Much of this concurring opinion is gratuitous, since I think the case decidable strictly on procedural grounds, but I feel justified in indulging in it in the light of the fact that I think much of the main opinion is gratuitous, and I feel free, therefore, to address myself thereto.

NOTES

[1] See State Road Commission v. Parker, 13 Utah 2d 65, 368 P.2d 585.

[2] Utah Constitution, Art. VII, Sec. 13, and 63-6-10, U.C.A. 1953.

[3] Laws of Utah 1961, Chapter 185.

[4] Implemented into statute by Sec. 63-6-1, U.C.A. 1953.

[5] 7 Utah 2d 221, 322 P.2d 381.

[6] Sec. 63-6-17, U.C.A. 1953: "Any person * * * aggrieved by the disapproval of a claim by the board [Examiners] may appeal from its decision to the legislature by filing with the board a notice thereof, and * * * the board must transmit the demand * * * with a statement of the evidence taken before it, to the legislature."

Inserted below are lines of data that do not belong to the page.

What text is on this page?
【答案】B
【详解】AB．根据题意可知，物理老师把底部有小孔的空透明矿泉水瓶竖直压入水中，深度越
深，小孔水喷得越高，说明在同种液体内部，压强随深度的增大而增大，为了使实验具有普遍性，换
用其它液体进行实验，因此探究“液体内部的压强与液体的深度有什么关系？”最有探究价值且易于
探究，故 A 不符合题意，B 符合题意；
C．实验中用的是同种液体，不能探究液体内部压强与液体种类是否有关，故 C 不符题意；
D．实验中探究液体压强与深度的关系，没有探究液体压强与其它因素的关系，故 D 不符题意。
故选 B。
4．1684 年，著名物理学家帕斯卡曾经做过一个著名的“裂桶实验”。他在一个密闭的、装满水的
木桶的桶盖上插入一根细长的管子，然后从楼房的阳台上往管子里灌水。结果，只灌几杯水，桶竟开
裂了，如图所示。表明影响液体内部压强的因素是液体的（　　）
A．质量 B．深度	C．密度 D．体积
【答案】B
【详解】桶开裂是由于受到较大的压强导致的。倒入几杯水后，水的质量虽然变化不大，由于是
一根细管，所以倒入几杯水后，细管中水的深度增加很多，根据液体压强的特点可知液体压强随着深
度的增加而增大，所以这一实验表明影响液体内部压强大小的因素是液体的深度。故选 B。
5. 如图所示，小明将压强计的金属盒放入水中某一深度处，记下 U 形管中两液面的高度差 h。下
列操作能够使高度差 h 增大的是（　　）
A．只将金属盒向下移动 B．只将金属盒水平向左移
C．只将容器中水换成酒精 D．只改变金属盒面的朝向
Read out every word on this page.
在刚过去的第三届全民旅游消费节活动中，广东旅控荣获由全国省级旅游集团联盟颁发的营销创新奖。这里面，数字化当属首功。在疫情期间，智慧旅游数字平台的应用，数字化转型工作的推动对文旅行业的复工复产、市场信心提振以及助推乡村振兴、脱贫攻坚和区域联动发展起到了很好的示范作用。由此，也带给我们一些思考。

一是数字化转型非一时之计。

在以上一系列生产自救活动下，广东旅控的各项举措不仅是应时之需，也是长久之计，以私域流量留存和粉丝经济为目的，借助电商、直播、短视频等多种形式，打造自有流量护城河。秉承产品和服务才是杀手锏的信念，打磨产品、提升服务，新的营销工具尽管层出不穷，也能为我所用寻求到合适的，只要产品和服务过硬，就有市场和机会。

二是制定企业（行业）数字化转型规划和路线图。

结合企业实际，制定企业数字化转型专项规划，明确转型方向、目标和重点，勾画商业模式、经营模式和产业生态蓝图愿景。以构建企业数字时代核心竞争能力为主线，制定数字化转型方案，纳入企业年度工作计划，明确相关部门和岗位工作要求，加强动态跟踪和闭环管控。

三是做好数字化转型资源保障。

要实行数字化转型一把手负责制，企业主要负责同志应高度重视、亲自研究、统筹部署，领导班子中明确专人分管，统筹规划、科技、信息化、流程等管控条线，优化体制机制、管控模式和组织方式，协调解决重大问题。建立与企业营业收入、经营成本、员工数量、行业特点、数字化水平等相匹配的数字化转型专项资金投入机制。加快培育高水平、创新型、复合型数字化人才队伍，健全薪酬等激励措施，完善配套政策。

[7] See Bateman v. Board of Examiners, footnote 5, supra; also Hjorth v. Whittenburg, 121 Utah 324, 241 P.2d 907; Campbell Bldg. Co. v. State Road Comm'n., 95 Utah 242, 70 P.2d 857; Wilkinson v. State, 42 Utah 483, 134 P. 626.

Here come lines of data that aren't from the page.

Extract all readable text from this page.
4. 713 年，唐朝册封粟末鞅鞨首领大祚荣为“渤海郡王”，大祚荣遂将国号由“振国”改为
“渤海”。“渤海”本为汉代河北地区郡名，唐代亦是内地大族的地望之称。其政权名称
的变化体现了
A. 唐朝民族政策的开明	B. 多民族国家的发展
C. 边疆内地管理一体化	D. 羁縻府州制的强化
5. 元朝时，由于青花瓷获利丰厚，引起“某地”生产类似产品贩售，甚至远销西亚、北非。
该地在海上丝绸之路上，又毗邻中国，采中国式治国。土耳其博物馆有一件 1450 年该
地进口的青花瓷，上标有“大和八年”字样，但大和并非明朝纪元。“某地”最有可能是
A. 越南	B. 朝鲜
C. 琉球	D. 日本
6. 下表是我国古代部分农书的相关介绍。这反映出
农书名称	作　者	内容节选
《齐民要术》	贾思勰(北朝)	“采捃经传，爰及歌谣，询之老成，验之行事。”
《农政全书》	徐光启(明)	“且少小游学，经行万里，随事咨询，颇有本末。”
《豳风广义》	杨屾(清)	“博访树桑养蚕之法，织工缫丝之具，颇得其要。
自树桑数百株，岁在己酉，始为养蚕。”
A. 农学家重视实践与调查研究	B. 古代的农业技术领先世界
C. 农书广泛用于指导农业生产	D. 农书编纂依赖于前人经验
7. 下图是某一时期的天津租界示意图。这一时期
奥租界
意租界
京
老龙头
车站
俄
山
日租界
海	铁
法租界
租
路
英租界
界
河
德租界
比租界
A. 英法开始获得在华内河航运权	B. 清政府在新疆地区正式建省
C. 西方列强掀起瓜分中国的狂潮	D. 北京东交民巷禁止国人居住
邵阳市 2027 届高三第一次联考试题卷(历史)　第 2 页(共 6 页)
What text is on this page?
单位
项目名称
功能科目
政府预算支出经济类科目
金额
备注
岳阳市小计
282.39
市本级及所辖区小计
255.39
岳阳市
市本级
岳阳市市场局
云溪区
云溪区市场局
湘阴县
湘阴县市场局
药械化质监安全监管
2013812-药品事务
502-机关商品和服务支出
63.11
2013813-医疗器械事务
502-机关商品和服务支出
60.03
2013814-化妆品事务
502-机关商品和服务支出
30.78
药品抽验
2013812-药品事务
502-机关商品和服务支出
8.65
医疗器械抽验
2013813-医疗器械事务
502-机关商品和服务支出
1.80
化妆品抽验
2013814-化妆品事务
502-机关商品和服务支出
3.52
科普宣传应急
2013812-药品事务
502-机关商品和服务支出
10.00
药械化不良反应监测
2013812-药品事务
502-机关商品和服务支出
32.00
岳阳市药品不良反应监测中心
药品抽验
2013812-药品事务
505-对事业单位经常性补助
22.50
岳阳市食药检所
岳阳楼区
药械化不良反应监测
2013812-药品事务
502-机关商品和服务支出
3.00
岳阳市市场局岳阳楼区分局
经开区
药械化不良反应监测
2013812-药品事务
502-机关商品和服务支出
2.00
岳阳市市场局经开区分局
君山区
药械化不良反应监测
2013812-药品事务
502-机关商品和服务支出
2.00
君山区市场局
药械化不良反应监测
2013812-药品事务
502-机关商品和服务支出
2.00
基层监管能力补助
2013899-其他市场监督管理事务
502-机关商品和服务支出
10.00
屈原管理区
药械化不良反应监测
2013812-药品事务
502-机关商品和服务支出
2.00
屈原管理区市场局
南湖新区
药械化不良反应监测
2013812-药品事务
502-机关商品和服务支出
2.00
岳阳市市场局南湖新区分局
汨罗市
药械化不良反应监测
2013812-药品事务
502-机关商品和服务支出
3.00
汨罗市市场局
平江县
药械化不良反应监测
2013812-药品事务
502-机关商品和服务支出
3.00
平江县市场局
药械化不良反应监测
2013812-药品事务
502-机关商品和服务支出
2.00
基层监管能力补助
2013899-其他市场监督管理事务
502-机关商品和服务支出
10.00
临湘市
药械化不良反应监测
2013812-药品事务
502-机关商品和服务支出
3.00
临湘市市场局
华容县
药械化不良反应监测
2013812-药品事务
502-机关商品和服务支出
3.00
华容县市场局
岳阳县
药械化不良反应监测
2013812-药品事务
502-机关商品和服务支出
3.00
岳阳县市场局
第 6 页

[8] Claims have been presented through the Board of Examiners to the Legislature at every biennial session thereof since statehood. See Chap. 185, Laws of Utah 1961 and prior appropriation acts in each biennial volume of Utah Session Laws.

[9] Amendment X, U.S. Constitution.

[10] Cf. closely similar statement made by Thomas Jefferson, First Inaugural Address.

[11] Utah Constitution, Art. VI, Sec. 26 (16). The legislature is prohibited from enacting any private or special laws in the following cases: Granting to an individual, association, or corporation any privilege, immunity or franchise.

[12] See State v. Geurts, 11 Utah 2d 345 359 P.2d 12, and cases therein cited.

[1] 42 Am.Jur. 756, Sec. 57, Public Funds.